CSDHI – En réponse à la répression brutale et généralisée des manifestations populaires en Iran, le gouvernement australien a imposé de nouvelles sanctions contre 20 hauts responsables et trois entités affiliées au Corps des Gardiens de la Révolution islamique (pasdarans), la puissante force militaire et sécuritaire du régime iranien.
Le ministère australien des Affaires étrangères a annoncé dans un communiqué que le pays a mis en œuvre des sanctions financières ciblées en réaction à l’usage brutal de la violence par le régime iranien contre sa propre population.
Selon ce communiqué, la nouvelle liste de sanctions comprend certains des plus hauts responsables sécuritaires, militaires et des forces de l’ordre du régime iranien, notamment des commandants des pasdarans et des forces de l’ordre, de hauts responsables des services de renseignement, ainsi que des membres des unités cybernétiques et extraterritoriales des pasdarans.
Parmi les personnes sanctionnées figurent notamment : Ahmadreza Radan, Mohammadreza Fallahzadeh, Ali Fazli, Mohammad Saleh Jokar, Hassan Shahvarpour, Gholamhossein Mohammadi-Asl, Rahim Jahanbakhsh, Abbas-Ali Mohammadian, Abdollah Araqi, Mohsen Chezari, Alireza Fadakar, Majid Mousavi, Seyed Aminollah Emami Tabatabaei, Ali-Asghar Norouzi, Hassan Sabourinejad, Javad Ghaffarhaddadi, Yahya Hosseini Panjaki et Esmail Khatib.
En outre, trois entités clés des Gardiens de la révolution (des pasdarans) ont été ajoutées à la nouvelle liste de sanctions : le Commandement de la cybersécurité de l’IRGC, l’unité 840 de la Force Qods des pasdarans (branche chargée des opérations extérieures) et l’Organisation du renseignement des pasdarans.
Le ministère australien des Affaires étrangères a déclaré que ces individus et entités ont été directement impliqués dans la répression violente des manifestations intérieures, dans des menaces contre la vie de citoyens à l’intérieur et à l’extérieur de l’Iran, ainsi que dans de vastes violations des droits humains.

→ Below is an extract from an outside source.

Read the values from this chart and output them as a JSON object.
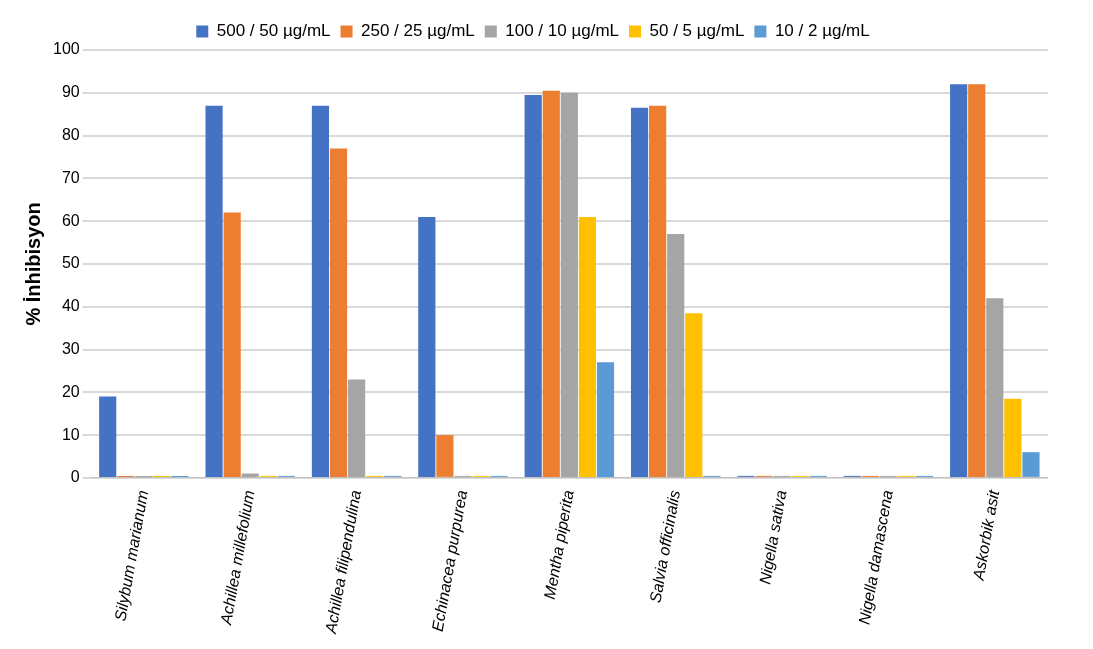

Le communiqué précise que depuis le 28 décembre 2025, les forces du régime iranien ont « tué des milliers de citoyens iraniens », tandis que des milliers d’autres ont été arrêtés ou agressés pour avoir participé à des manifestations pacifiques. Selon les responsables australiens, le régime iranien a tenté de dissimuler l’ampleur réelle de ces violences en imposant des coupures massives d’Internet et des perturbations des télécommunications.
Le gouvernement australien a souligné que cette décision s’inscrit dans le cadre de ses politiques antérieures, notamment la désignation des pasdarans comme organisation soutenant le terrorisme d’État et la mise en œuvre de sanctions globales contre le régime iranien.
Selon des responsables australiens, ces nouvelles sanctions démontrent l’engagement du pays à se tenir aux côtés du peuple iranien et à travailler avec ses partenaires internationaux pour faire face à la campagne de répression et de déstabilisation menée par le régime iranien. D’après les chiffres officiels, l’Australie a jusqu’à présent sanctionné plus de 200 individus et entités liés au régime iranien, ainsi que plus de 100 individus et entités affiliés aux pasdarans.